Report: Campaigners Are Targeting Financial Backers with Lawsuits Against Fossil Fuel Funders
2024-06-26
Financing the Climate Crisis: Lawsuits Target Fossil Fuel Funders
Campaigners are increasingly taking legal action against the financiers of fossil fuels and other climate-harming activities, according to a new report. The London School of Economics and Political Science's (LSE) Grantham Research Institute on Climate Change and the Environment has identified a growing number of lawsuits challenging the flow of finance to projects that exacerbate climate change.
Holding Financial Institutions Accountable for Climate Impacts
Amplifying the Importance of Climate Risk
The report finds that these lawsuits employ a variety of legal tools to hold public and private financial institutions accountable. Their common goal is to elevate the significance of climate risk in financial decision-making, increasing the cost of capital for high-emitting activities to the point where such activities become economically unviable, even if they remain legally permissible.Campaigners have targeted public financial institutions since the early 2000s, using both divestment and legal tactics due to their pivotal role in financing fossil fuels. However, the report notes that there is now more attention being directed towards commercial banks and lenders.
Landmark Cases and Successes
One significant recent case involves the human rights and environmental NGO Jubilee Australia, which challenged Australia's export credit agency Export Finance Australia and the billion AUD Northern Australia Infrastructure Facility for providing taxpayer-subsidized finance to risky new fossil fuel projects and related ventures. Jubilee Australia sought to force the public bodies involved to disclose impact assessments for these investments.In another case, a shareholder of banking group ANZ ended a claim against the company after it elevated climate "as a key material risk." In May, ANZ announced it would no longer provide project finance to new or expanded oil and gas projects, specifically ruling out involvement with a huge new LNG project in Papua New Guinea.French bank BNP Paribas also recently said it would stop funding new gas projects as the risk of litigation rises. However, activists noted that BNP cut out direct loans, and it still supports oil and gas through indirect loans to other involved companies and by underwriting bonds.

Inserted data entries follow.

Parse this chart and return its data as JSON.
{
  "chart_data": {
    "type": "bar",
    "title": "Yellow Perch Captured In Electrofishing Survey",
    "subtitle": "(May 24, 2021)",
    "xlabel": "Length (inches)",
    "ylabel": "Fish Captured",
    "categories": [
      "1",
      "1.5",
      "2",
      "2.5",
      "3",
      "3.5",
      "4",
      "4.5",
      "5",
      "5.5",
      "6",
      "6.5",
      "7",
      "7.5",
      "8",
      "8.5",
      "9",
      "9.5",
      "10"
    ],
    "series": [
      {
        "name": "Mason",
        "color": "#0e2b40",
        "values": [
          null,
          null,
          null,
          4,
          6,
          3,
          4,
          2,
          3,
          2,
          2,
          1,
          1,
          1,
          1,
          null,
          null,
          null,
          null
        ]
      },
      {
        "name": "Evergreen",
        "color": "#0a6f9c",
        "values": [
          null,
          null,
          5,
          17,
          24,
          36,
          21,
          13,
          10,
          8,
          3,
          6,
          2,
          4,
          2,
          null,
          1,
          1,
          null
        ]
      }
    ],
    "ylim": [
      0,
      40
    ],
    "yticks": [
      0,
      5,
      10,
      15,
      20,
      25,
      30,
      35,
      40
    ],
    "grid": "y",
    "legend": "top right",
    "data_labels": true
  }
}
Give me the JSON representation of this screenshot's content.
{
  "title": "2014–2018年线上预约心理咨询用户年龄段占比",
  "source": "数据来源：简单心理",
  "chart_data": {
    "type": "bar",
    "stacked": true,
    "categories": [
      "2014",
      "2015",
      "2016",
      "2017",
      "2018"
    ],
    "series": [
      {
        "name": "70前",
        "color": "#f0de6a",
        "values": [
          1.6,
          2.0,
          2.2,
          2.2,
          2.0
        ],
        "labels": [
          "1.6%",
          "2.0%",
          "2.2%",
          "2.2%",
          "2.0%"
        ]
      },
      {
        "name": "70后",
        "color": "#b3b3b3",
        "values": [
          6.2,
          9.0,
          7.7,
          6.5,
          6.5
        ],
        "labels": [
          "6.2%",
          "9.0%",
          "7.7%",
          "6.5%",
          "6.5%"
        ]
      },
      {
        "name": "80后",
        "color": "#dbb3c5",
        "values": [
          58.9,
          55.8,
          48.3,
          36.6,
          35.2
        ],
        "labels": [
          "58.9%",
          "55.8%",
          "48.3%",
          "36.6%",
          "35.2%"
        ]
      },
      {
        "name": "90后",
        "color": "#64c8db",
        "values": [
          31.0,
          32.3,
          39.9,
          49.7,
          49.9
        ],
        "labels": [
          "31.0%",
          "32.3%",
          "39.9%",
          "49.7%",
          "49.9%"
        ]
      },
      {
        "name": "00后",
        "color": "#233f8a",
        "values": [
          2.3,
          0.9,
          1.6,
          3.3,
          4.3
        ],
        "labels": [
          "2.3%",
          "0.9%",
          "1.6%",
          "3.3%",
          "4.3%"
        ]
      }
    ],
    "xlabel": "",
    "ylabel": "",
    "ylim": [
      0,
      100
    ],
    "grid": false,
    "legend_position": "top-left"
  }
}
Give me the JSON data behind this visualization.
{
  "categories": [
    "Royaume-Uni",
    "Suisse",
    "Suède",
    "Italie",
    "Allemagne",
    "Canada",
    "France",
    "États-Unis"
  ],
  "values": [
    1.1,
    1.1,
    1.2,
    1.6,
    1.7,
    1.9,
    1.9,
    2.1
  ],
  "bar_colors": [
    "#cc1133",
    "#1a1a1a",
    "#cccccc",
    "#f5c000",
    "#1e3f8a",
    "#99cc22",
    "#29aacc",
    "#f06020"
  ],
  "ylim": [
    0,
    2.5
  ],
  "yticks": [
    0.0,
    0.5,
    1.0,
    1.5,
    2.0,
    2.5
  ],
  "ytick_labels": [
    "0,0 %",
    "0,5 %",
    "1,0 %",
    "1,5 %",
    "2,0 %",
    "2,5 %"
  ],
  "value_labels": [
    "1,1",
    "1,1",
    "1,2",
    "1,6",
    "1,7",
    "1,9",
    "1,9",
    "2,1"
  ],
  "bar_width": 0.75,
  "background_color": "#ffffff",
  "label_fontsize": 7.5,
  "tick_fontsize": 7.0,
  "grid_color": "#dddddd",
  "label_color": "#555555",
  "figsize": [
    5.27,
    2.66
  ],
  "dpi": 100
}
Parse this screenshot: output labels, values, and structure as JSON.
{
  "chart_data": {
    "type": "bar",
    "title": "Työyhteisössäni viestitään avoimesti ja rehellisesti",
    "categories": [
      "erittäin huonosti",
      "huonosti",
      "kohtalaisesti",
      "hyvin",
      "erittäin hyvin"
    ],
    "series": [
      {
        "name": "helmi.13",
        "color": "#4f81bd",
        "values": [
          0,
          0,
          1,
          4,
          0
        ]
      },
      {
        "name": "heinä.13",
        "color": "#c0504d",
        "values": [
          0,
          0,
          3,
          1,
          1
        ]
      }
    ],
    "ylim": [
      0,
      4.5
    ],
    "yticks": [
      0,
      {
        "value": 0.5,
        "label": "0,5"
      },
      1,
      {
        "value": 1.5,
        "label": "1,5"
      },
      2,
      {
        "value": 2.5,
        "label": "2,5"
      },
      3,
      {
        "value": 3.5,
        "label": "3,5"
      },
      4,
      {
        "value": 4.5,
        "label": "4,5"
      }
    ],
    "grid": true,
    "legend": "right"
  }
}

Expanding the Legal Landscape
The report also highlights the use of "soft law" agreements, such as the OECD Guidelines for Multinational Enterprises on Responsible Business Conduct, to push corporations and their funders in a greener direction. Complaints have been filed with national contact points of the OECD, claiming breaches of these guidelines.Additionally, UN human rights experts have sent warnings to governments about the responsibilities of the financial backers of the oil company Saudi Aramco under the UN Guiding Principles on Business and Human Rights. This came after legal campaign group ClientEarth filed a complaint to the UN accusing Aramco of breaching international human rights law and naming its key financial supporters.
Traditional Indigenous owners from Australia's Tiwi Islands and Larrakia country have also filed a series of human rights complaints using internal grievance processes against a syndicate of 23 international banks that loaned money to Santos and its Barossa gas project off the coast of Australia. This followed a landmark Australian court ruling that revoked the project's drilling permit due to insufficient Indigenous consultation.Campaigners have also brought claims against two Korean public financial institutions – the Korea Trade Insurance Corporation and Korea Export Import Bank – which are planning to provide financial support to the Barossa project. These claims expose the international nature of fossil fuel funding and the opportunities for campaigners in different countries to work together to address it.
The Financial Sector's Growing Awareness
According to the LSE report, financial organizations are starting to take note of climate litigation as a risk to individual companies and the wider economy. Frank Elderson, a member of the executive board of the European Central Bank, has warned that the rising number of lawsuits poses "obvious risks for the financial sector" that must be taken seriously.To address this, Elderson has called for banks to start putting in place "realistic, transparent and credible transition plans" that align with the Paris Agreement, acknowledging the sophistication and organization of the campaigners behind these legal actions.